Mahmud was replaced by Abdul Wahab Zain, who remained in the position for seven years until 1957. During his tenure, he had published Warta Mingguan, a Sunday edition of Warta Negara that was published weekly.

Later editors include Ahmad Ismail/Ahmady Asmara (1957–1960); Ibrahim Legon (1961–1962); Salim Kajai (1963–1964) and Haji Jaafar Yusof (1964). In 1964, the Utusan Melayu Press bought the newspaper and appointed Harun Hassan as editor until 1967. Osman Abadi became the final editor for the newspaper until publication ceased in 1969.
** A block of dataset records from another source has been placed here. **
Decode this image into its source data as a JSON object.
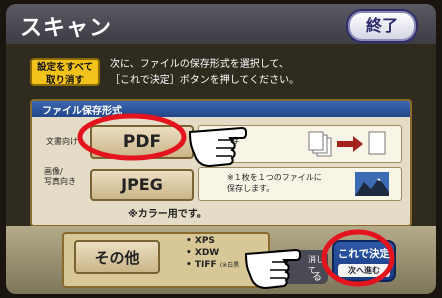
{
  "header": {
    "title": "スキャン",
    "end_label": "終了"
  },
  "reset_button": {
    "line1": "設定をすべて",
    "line2": "取り消す"
  },
  "instruction": {
    "line1": "次に、ファイルの保存形式を選択して、",
    "line2": "［これで決定］ボタンを押してください。"
  },
  "panel": {
    "title": "ファイル保存形式",
    "rows": [
      {
        "label": "文書向け",
        "button": "PDF",
        "note_fragment": "保存"
      },
      {
        "label_line1": "画像/",
        "label_line2": "写真向き",
        "button": "JPEG",
        "note_line1": "※１枚を１つのファイルに",
        "note_line2": "保存します。"
      }
    ],
    "color_note": "※カラー用です。"
  },
  "other": {
    "button": "その他",
    "formats": [
      "• XPS",
      "• XDW",
      "• TIFF"
    ],
    "tiff_note": "(※白黒"
  },
  "next_button": {
    "label": "これで決定",
    "sub_label": "次へ進む"
  },
  "partially_hidden_button": {
    "fragment1": "消して",
    "fragment2": "る"
  },
  "colors": {
    "header_bg": "#4a4a52",
    "panel_title_bar": "#2d56a0",
    "reset_button_bg": "#f2c21a",
    "next_button_bg": "#2b55a5",
    "highlight_circle": "#e3141e"
  },
  "icons": [
    "pointing-hand-icon",
    "document-stack-icon",
    "arrow-right-icon",
    "mountain-photo-icon",
    "pointing-hand-icon"
  ]
}
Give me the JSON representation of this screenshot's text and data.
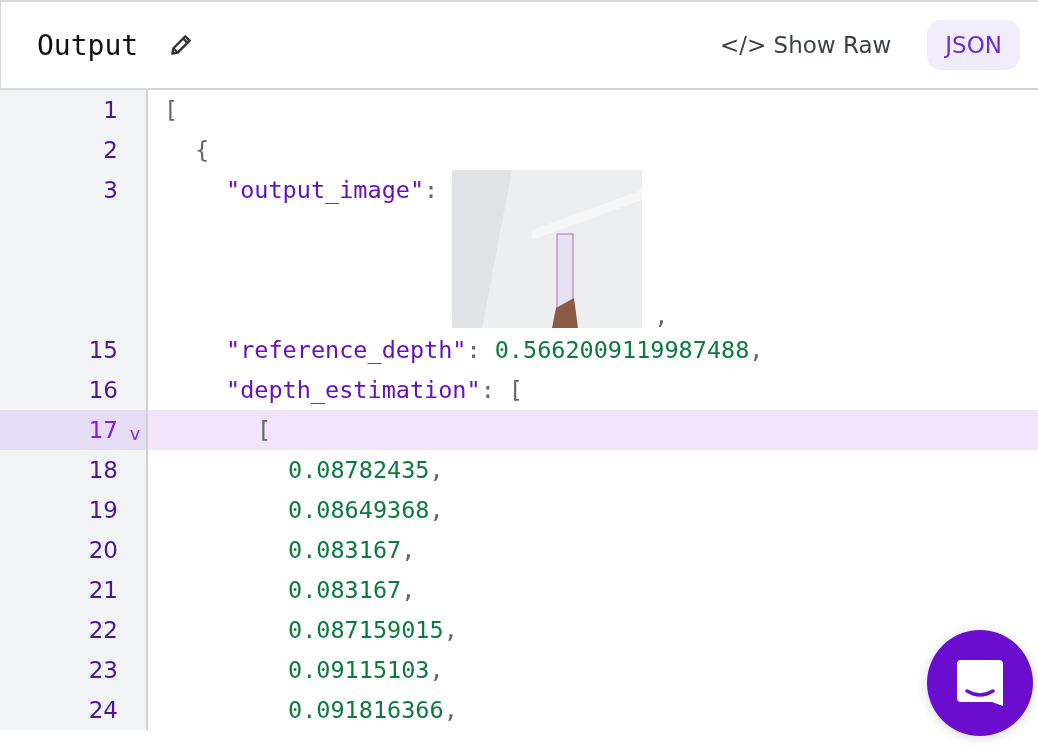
{
  "header": {
    "title": "Output",
    "show_raw": "</> Show Raw",
    "format_button": {
      "label": "JSON",
      "selected": true
    }
  },
  "lines": [
    {
      "number": "1",
      "selected": false,
      "tokens": [
        {
          "kind": "punct",
          "text": "["
        }
      ],
      "children": [
        {
          "number": "2",
          "selected": false,
          "tokens": [
            {
              "kind": "punct",
              "text": "{"
            }
          ],
          "children": [
            {
              "number": "3",
              "selected": false,
              "kind": "image",
              "tokens": [
                {
                  "kind": "key",
                  "text": "\"output_image\""
                },
                {
                  "kind": "punct",
                  "text": ":"
                }
              ],
              "after": ","
            },
            {
              "number": "15",
              "selected": false,
              "tokens": [
                {
                  "kind": "key",
                  "text": "\"reference_depth\""
                },
                {
                  "kind": "punct",
                  "text": ":"
                },
                {
                  "kind": "number",
                  "text": "0.5662009119987488"
                },
                {
                  "kind": "punct",
                  "text": ","
                }
              ]
            },
            {
              "number": "16",
              "selected": false,
              "tokens": [
                {
                  "kind": "key",
                  "text": "\"depth_estimation\""
                },
                {
                  "kind": "punct",
                  "text": ":"
                },
                {
                  "kind": "punct",
                  "text": "["
                }
              ],
              "children": [
                {
                  "number": "17",
                  "selected": true,
                  "fold": "v",
                  "tokens": [
                    {
                      "kind": "punct",
                      "text": "["
                    }
                  ],
                  "children": [
                    {
                      "number": "18",
                      "selected": false,
                      "tokens": [
                        {
                          "kind": "number",
                          "text": "0.08782435"
                        },
                        {
                          "kind": "punct",
                          "text": ","
                        }
                      ]
                    },
                    {
                      "number": "19",
                      "selected": false,
                      "tokens": [
                        {
                          "kind": "number",
                          "text": "0.08649368"
                        },
                        {
                          "kind": "punct",
                          "text": ","
                        }
                      ]
                    },
                    {
                      "number": "20",
                      "selected": false,
                      "tokens": [
                        {
                          "kind": "number",
                          "text": "0.083167"
                        },
                        {
                          "kind": "punct",
                          "text": ","
                        }
                      ]
                    },
                    {
                      "number": "21",
                      "selected": false,
                      "tokens": [
                        {
                          "kind": "number",
                          "text": "0.083167"
                        },
                        {
                          "kind": "punct",
                          "text": ","
                        }
                      ]
                    },
                    {
                      "number": "22",
                      "selected": false,
                      "tokens": [
                        {
                          "kind": "number",
                          "text": "0.087159015"
                        },
                        {
                          "kind": "punct",
                          "text": ","
                        }
                      ]
                    },
                    {
                      "number": "23",
                      "selected": false,
                      "tokens": [
                        {
                          "kind": "number",
                          "text": "0.09115103"
                        },
                        {
                          "kind": "punct",
                          "text": ","
                        }
                      ]
                    },
                    {
                      "number": "24",
                      "selected": false,
                      "tokens": [
                        {
                          "kind": "number",
                          "text": "0.091816366"
                        },
                        {
                          "kind": "punct",
                          "text": ","
                        }
                      ]
                    }
                  ]
                }
              ]
            }
          ]
        }
      ]
    }
  ]
}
List of editors of Warta Negara (1945–1969)
| Editor | Appointed | Departed | Publishing company |
| Ibrahim Mahmud | 1945 | 1950/1952 | Warta Negara Press |
| Abdul Wahab Zain | 1950–1952 | 1957 |
| Ahmad Ismail/Ahmady Asmara | 1957 | 1960 |
| Ibrahim Legon | 1961 | 1962 |
| Salim Kajai | 1963 | 1964 |
| Haji Jaafar Yusof | 1964 | 1964 |
| Harun Hassan | 1964 | 1967 | Utusan Melayu Press |
| Osman Abadi | 1967 | 1969 |

== Closure ==
All publications of Warta Negara ceased on 13 July 1969 to allow the Utusan Melayu Press to focus on the operations of Utusan Melayu.